Школа — это дворец. В нее наверняка влезет дом Устина Павлыча Быкова с лавкой, галереей, светелкой, трубой, и еще останется много свободного места. В школе два невозможно больших, каких и не выдумаешь, класса и коридор, где в перемену всем хватает простора побегать и повозиться. Даже кухня в школе — целый зал, а про комнату учителя и говорить нечего — одна красота.
Правда, в дождь в обоих классах изрядно капает с высокого крашеного потолка, и сторожиха, ворча, расставляет где попало ведра, тазы и жестяные банки. По бревенчатым трухлявым стенам, в пазах и щелях, привольно растет бархатная плесень. Раз Шурка, будучи дежурным по классу, заглянул под учительский столик и нашел в углу здоровенную поганку на лиловой ноге.

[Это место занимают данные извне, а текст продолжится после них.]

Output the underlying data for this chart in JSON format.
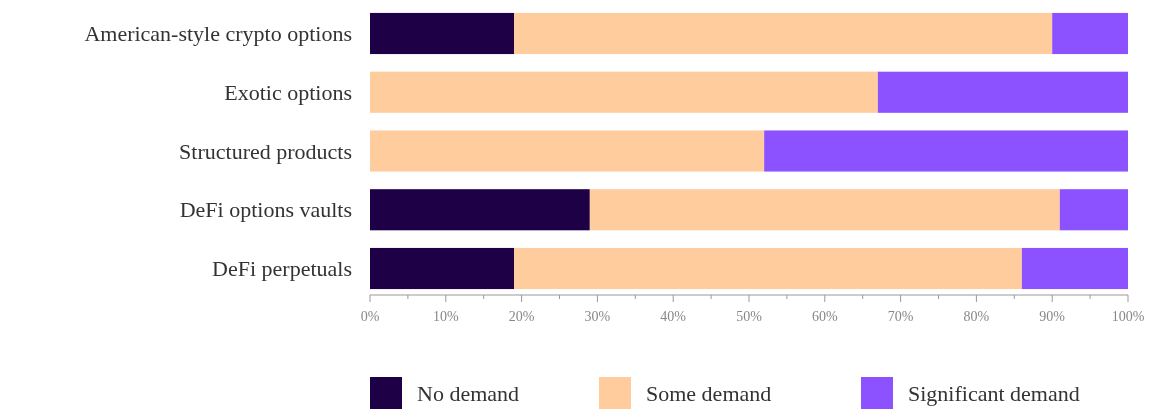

И все же школа является дворцом, иначе не скажешь, как барский дом в усадьбе, а может, и получше. В этом дворце, доступном для ребят, всегда светло, весело и каждый день узнается такое, что дух захватывает.
Шурка вспомнил, как давно — давно, когда они с Яшкой Петухом были совсем маленькие, они, путешествуя по белому свету, заглянули однажды с улицы через окно в школу. Какой она показалась тогда мрачной, как церковь, хуже — как острог, которого они не видывали, но который наверняка был такой же большой и темный. А тут еще учитель, подкравшись, сграбастал их внезапно сзади, тиснул и, дохнув вином и табаком, грозно спросил: «Что вы тут делаете, разбойники?!» Ух, какой он был страшный, тот старый учитель, в белых штанах и калошах на босу ногу, в белой длинной рубахе, точно в саване, с голым черепом и растрепанной бородой, испачканной чернилами, синий, как мертвец! Они вырвались, бежали через всю рощу до самой усадьбы и долго не могли отдышаться от страха.